Son las dos de la madrugada de un seis de enero. Una mano enfundada en guantes de lino blanco deposita tres sobres a los pies del árbol de Navidad. Los destinatarios: mis hijos. Los remitentes: Melchor, Gaspar y Baltasar; conocidos en los ambientes por los Reyes Magos de Oriente.


El acontecimiento se repite cada año. SS. MM. deambulan sigilosos en el salón y, entre los sillones y el sofá, distribuyen sin ton ni son globos y paquetes envueltos en papel de colores. Los sobres, en cambio, siempre los colocan alineados por orden de nacimiento: primero, María; Eugenio, dos años y medio después; y Álvaro, a diez años de María. Del envoltorio, llama la atención la caligrafía de los Magos —letras esbeltas y legibles al estilo de los Cuadernos Rubio— y una Estrella de Belén en el remite, a modo de escudo real, ilustrada con una larga cola luminosa. Terminada la tarea, los Reyes atraviesan los muros y desaparecen.


A la mañana siguiente, se cumple una regla familiar decretada tiempo atrás: nadie entra en el salón —así lo hacemos, por más que nos cueste—; esperamos hasta que todos llegan a casa. Solo entonces, abrimos la puerta. De pronto, entrevemos regalos y globos alumbrados por la luz tenue del árbol. Rápidamente, subimos las persianas, abrimos las cortinas. «¡Qué entre la luz!».


El asombro nos invade. Somos niños, como Clara, nuestra nieta mayor. Por aquel entonces, tenía tres años. Recuerdo la escena como si fuera ayer. Abrió un regalo, luego otro… y cuando los desenvolvió todos, lanzó una mirada alrededor por si alguno se le hubiera despistado.

—¿Qué es eso? —preguntó señalando con el dedo a los sobres reales.

No esperó la respuesta. De un salto los cogió, y mientras los miraba con extrañeza, escuchó a su madre:

—Son las cartas de los Reyes. Todos los años tus tíos y yo las recibimos junto con los regalos.

—¿Y Yo?...

—Cuando aprendas a leer tú también recibirás tu carta.

Silencio espeso. Todos contuvimos la respiración. La respuesta era correcta, pero no suficiente.

—¿Y qué te dicen los Reyes, mamá? —preguntó intrigada.

Mi hija mostró una mirada entreverada de astucia y ternura.

—Déjame ver.

Entonces, abrió las manos de Clara y aprehendió la carta con su nombre. Echó un vistazo al remite y respiro profundamente.

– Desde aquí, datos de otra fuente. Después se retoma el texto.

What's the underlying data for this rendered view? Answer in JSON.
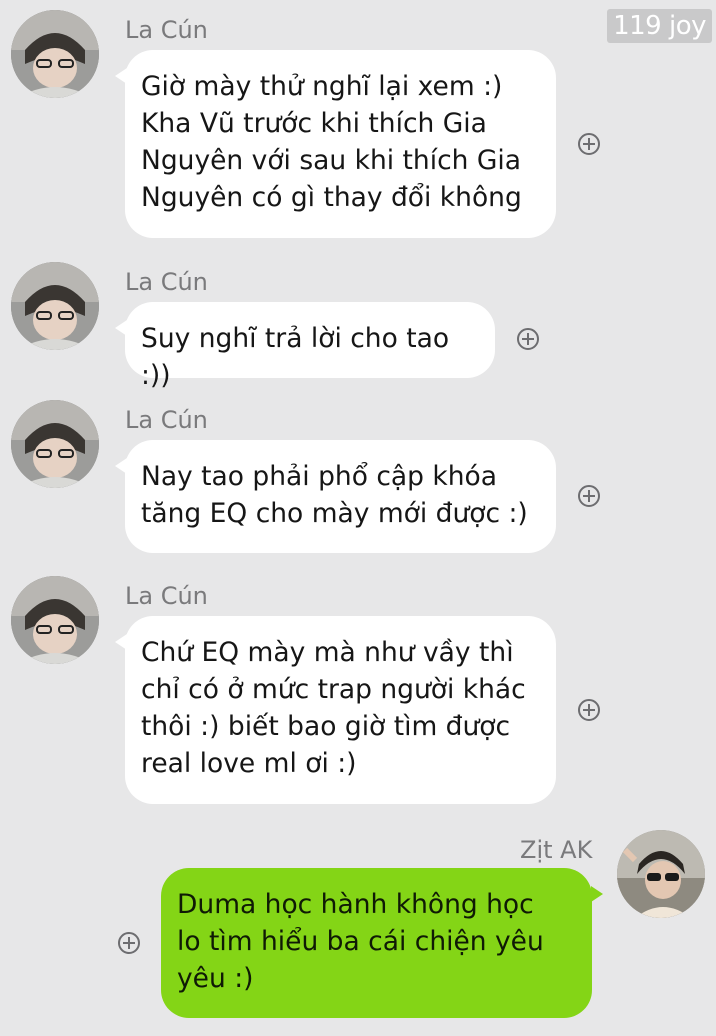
{
  "watermark": "119 joy",
  "colors": {
    "background": "#e7e7e8",
    "incoming_bubble": "#ffffff",
    "outgoing_bubble": "#84d516",
    "sender_text": "#7a7a7c"
  },
  "messages": [
    {
      "sender": "La Cún",
      "direction": "incoming",
      "lines": [
        "Giờ mày thử nghĩ lại xem :)",
        "Kha Vũ trước khi thích Gia",
        "Nguyên với sau khi thích Gia",
        "Nguyên có gì thay đổi không"
      ]
    },
    {
      "sender": "La Cún",
      "direction": "incoming",
      "lines": [
        "Suy nghĩ trả lời cho tao :))"
      ]
    },
    {
      "sender": "La Cún",
      "direction": "incoming",
      "lines": [
        "Nay tao phải phổ cập khóa",
        "tăng EQ cho mày mới được :)"
      ]
    },
    {
      "sender": "La Cún",
      "direction": "incoming",
      "lines": [
        "Chứ EQ mày mà như vầy thì",
        "chỉ có ở mức trap người khác",
        "thôi :) biết bao giờ tìm được",
        "real love ml ơi :)"
      ]
    },
    {
      "sender": "Zịt AK",
      "direction": "outgoing",
      "lines": [
        "Duma học hành không học",
        "lo tìm hiểu ba cái chiện yêu",
        "yêu :)"
      ]
    }
  ],
  "icons": {
    "react": "plus-circle-icon",
    "avatar_incoming": "avatar-la-cun",
    "avatar_outgoing": "avatar-zit-ak"
  }
}
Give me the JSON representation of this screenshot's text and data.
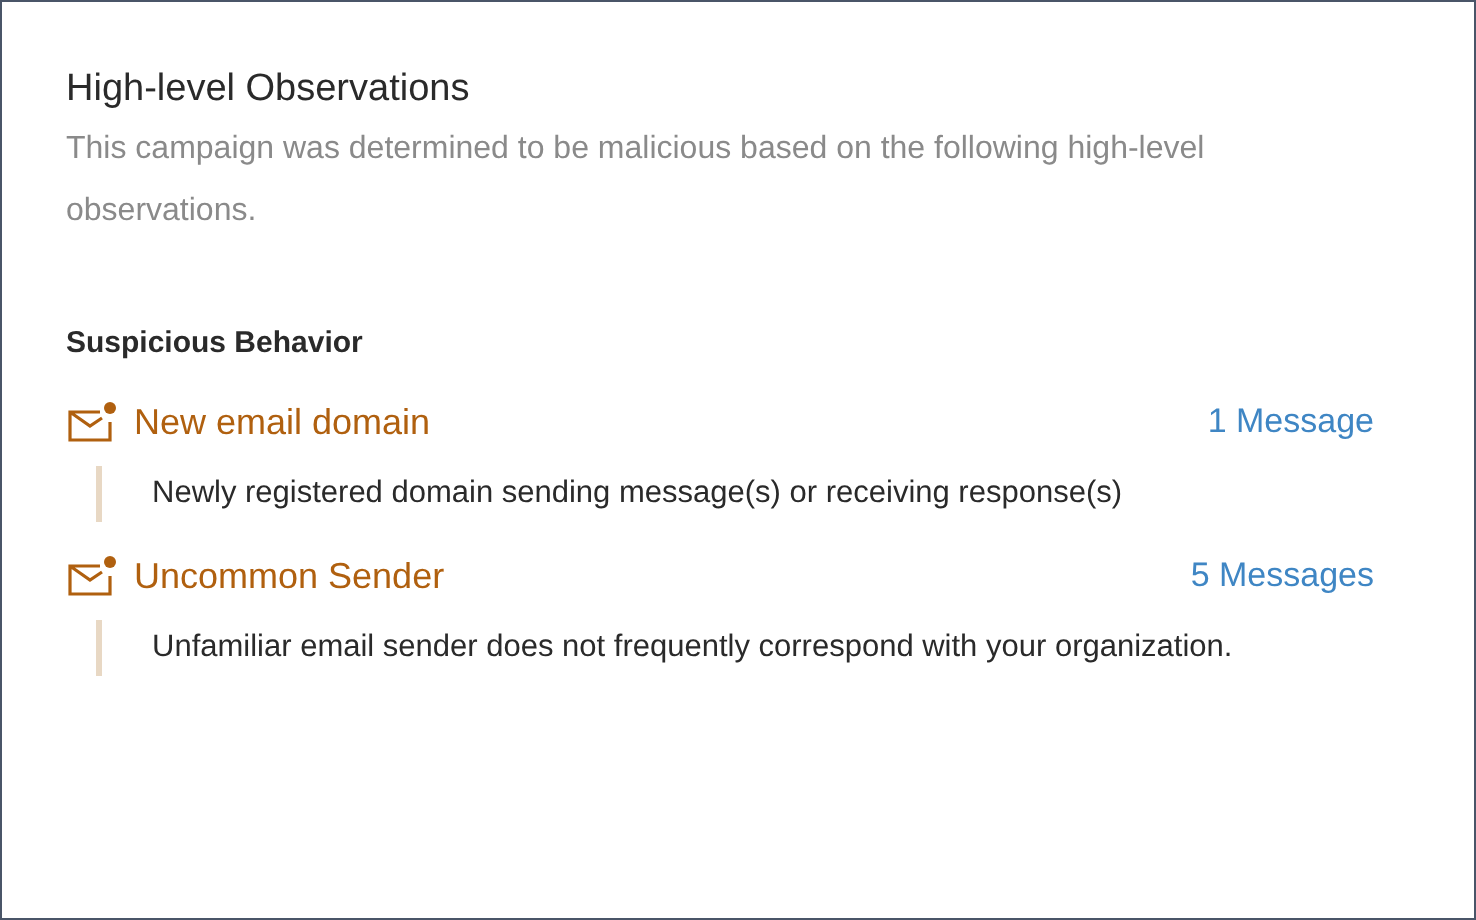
{
  "title": "High-level Observations",
  "description": "This campaign was determined to be malicious based on the following high-level observations.",
  "section": {
    "heading": "Suspicious Behavior",
    "observations": [
      {
        "name": "New email domain",
        "count": "1 Message",
        "detail": "Newly registered domain sending message(s) or receiving response(s)"
      },
      {
        "name": "Uncommon Sender",
        "count": "5 Messages",
        "detail": "Unfamiliar email sender does not frequently correspond with your organization."
      }
    ]
  }
}
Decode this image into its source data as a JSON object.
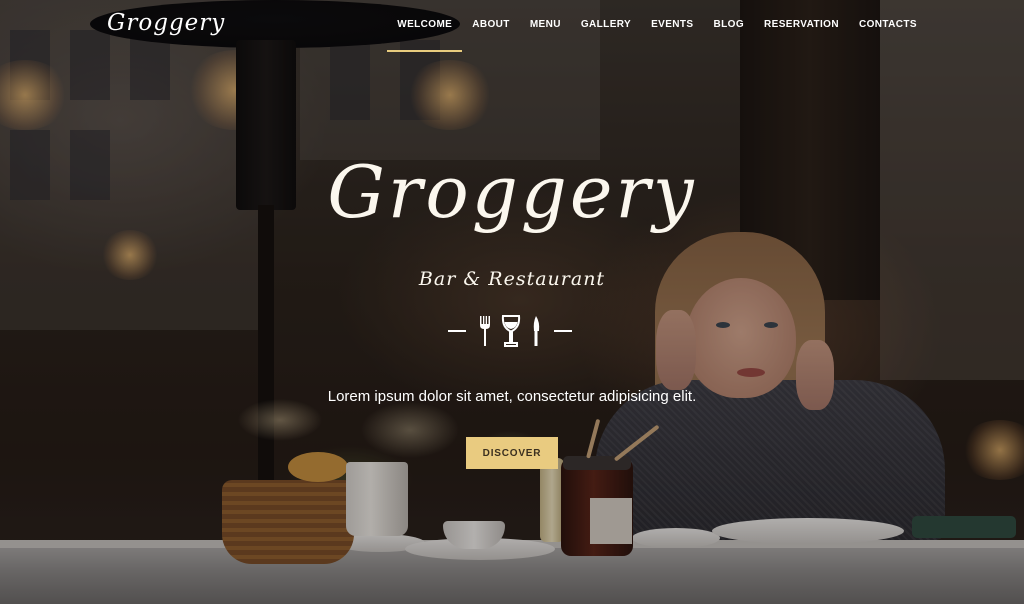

—Te lo voy a decir —continuó con la voz entrecortada. Los Reyes en este día nos traen regalos, ¿verdad?

La niña asentía con la cabeza.

—Pero también nos traen algo más importante.

Los ojos de Clara se abrieron de golpe.

—Los Reyes nos traen un recuerdo precioso. ¿Sabes que es un recuerdo?

—No sé —dijo achicando los hombros.

—Un recuerdo es como una fotografía que se queda grabada para siempre en la imaginación. Por ejemplo, si te digo que te quiero…, ¿qué foto ves?

—Veo…, ¡cuando me coges y me achuchas!

—Eso es. Pues los Reyes con estas cartas nos recuerdan cuanto nos quieren, aunque no nos achuchen. Da igual, ellos están muy orgullosos de nosotros. Durante todo el año están pendientes de lo que nos pasa: se alegran cuando las cosas nos salen bien y se entristecen cuando lloramos. Además, son muy amigos de Jesús y le cuentan todo lo que nos pasa, y rezan mucho para que seamos buenos. Eso es lo que esperan de nosotros: que seamos buenos, muy buenos, como Jesús.

—Abre tu carta, mamá —dijo entonces Clara, resuelta.

María abrió el sobre y extrajo una hoja del tamaño de una cuartilla, miró a su hija fijamente y luego empezó a leer: «Querida María: ¡Te hemos visto tan cariñosa y entregada a tus hijos…! ¡Ni te imaginas lo orgullosos que estamos de ti!». No pudo continuar; un gemido interrumpió la lectura.

—¿Por qué lloras? —dijo Clara. Los Reyes te dicen cosas bonitas.

—Hija, ya lo sabes, lloro… porque me quieren.